Самые младшие подались вперед, стараясь разглядеть коридор храма, однако на них цыкнули, и порядок быстро восстановился.
– Будем ждать, – вздохнул жрец и прищурился на поднявшуюся Амаю. – Будем ждать…
Никогда еще созерцание любимой звезды не приносило Алокаридасу столько грусти.
– Может, распорядиться насчет завтрака? – прошептал ему на ухо брат Чузга.
– Дождемся результатов, – коротко ответил жрец.
– Пока они вернутся, пока затопят плиты… Вместо завтрака получится обед.
Чузга заведовал хозяйственными делами Красного Дома и беспокоился не столько о послушниках, сколько о старом жреце – в возрасте Алокаридаса следовало соблюдать режим.
– Ничего страшного, брат. Поедим чуть позже.
– Хорошо, учитель.
«Какая еда? Какой завтрак?»
Напряжение достигло апогея. Послушники, несмотря на острое чувство опасности, а может – благодаря ему, постепенно приблизились к дверям, за которыми скрылись молодые братья, и жадно прислушивались, надеясь уловить хоть какой-нибудь звук. А поскольку бегавшие за оружием юнцы притащили гораздо больше палок и ножей, чем требовалось смельчакам, многие старшие стояли у храма не с пустыми руками.
«Они готовы умереть, но мне-то нужно, чтобы они жили…»
Алокаридас тяжело вздохнул и тут же вздрогнул – дверь стала медленно открываться.
– Ах… – Толпа заволновалась.
Вперед? Или назад? Куда? Послушники растерялись, но зычный голос Чузги привел их в чувство.
– Два шага назад! Быстро!
Секундная пауза, а затем привыкшие к повиновению младшие сделали два шага назад.

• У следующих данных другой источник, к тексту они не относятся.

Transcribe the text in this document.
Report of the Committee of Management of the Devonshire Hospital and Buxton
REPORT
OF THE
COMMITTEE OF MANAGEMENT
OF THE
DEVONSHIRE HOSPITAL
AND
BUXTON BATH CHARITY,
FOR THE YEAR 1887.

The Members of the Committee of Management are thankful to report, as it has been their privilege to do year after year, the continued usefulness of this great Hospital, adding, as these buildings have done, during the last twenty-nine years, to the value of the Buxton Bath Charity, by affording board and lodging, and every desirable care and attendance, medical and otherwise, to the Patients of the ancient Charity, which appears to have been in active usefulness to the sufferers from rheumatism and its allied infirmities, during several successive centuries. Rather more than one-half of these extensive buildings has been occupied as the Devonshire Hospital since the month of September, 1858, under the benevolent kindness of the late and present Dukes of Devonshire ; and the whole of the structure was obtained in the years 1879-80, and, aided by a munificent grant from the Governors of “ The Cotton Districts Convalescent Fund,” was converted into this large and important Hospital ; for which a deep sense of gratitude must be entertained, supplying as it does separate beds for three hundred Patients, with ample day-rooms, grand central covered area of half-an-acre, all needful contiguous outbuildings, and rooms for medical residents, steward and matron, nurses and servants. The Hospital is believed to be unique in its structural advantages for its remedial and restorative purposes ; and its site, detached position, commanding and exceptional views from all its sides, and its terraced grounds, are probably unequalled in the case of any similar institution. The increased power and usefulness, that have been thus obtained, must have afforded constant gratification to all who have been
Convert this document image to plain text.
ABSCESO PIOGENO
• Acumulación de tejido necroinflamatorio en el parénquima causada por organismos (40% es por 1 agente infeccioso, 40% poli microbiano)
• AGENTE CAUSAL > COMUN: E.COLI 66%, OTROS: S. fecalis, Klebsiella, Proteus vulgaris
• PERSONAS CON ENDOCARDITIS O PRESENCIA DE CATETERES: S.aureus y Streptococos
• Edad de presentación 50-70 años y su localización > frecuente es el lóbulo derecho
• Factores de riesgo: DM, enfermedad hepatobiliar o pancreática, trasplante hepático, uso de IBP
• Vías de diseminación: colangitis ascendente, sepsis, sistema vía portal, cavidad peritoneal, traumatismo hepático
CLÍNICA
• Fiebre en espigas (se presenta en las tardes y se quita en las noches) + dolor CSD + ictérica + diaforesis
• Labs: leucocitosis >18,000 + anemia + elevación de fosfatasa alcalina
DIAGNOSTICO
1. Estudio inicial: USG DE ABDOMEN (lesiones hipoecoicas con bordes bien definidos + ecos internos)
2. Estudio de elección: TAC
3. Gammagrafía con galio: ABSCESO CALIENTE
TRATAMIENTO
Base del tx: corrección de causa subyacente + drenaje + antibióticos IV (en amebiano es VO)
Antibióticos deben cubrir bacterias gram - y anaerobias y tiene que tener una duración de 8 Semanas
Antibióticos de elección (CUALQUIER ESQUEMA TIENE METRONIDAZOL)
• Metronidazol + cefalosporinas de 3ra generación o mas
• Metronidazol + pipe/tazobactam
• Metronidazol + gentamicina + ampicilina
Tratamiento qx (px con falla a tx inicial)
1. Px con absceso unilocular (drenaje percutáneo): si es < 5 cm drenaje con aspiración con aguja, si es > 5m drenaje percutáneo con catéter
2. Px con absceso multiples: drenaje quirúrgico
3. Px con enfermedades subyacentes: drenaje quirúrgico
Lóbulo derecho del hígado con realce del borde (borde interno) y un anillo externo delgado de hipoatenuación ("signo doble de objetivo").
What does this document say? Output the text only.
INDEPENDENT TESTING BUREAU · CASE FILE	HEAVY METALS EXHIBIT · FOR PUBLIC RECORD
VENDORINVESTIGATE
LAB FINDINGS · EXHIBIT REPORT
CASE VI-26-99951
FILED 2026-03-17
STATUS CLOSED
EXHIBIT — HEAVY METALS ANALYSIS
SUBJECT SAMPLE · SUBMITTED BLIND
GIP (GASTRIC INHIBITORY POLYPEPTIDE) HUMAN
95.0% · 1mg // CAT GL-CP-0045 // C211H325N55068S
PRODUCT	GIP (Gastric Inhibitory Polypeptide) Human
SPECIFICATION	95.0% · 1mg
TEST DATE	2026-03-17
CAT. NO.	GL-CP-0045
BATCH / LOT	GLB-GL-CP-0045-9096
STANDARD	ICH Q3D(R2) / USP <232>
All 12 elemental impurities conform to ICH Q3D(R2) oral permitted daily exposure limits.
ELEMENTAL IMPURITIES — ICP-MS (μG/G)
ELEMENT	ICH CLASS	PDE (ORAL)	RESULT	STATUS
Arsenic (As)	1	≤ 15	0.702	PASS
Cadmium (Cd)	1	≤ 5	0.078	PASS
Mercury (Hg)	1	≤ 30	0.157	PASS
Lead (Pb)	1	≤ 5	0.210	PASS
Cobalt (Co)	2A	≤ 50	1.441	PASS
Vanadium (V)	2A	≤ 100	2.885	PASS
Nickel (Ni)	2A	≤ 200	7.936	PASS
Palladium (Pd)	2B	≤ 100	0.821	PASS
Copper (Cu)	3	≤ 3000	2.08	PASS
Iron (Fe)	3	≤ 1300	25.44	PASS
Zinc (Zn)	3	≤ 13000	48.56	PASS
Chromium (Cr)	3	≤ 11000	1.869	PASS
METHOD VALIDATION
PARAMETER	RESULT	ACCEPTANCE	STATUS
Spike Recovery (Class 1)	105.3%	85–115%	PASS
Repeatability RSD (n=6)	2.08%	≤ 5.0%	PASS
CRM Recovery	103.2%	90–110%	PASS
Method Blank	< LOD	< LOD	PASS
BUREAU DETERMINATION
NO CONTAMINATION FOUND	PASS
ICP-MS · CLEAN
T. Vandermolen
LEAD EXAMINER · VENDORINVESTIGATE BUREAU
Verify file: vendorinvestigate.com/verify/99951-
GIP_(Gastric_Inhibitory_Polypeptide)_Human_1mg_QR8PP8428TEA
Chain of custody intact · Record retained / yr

– Спасибо, – прошептал Алокаридас.
Ответа не последовало: Чузга, не отрываясь, смотрел на двери.
«Кто из-за них появится? Младшие братья? Неведомые враги? Кто?»
Жрец хотел вознести обращение к Отцу, но не успел. Дверь, наконец, распахнулась, и на крыльцо ступил бледный, как мел, Фарадах.
– Там…
– Что? – выдохнула толпа.
– Там… – Фарадах покачал головой и отошел в сторону, освобождая дорогу Балодаку и Валуину.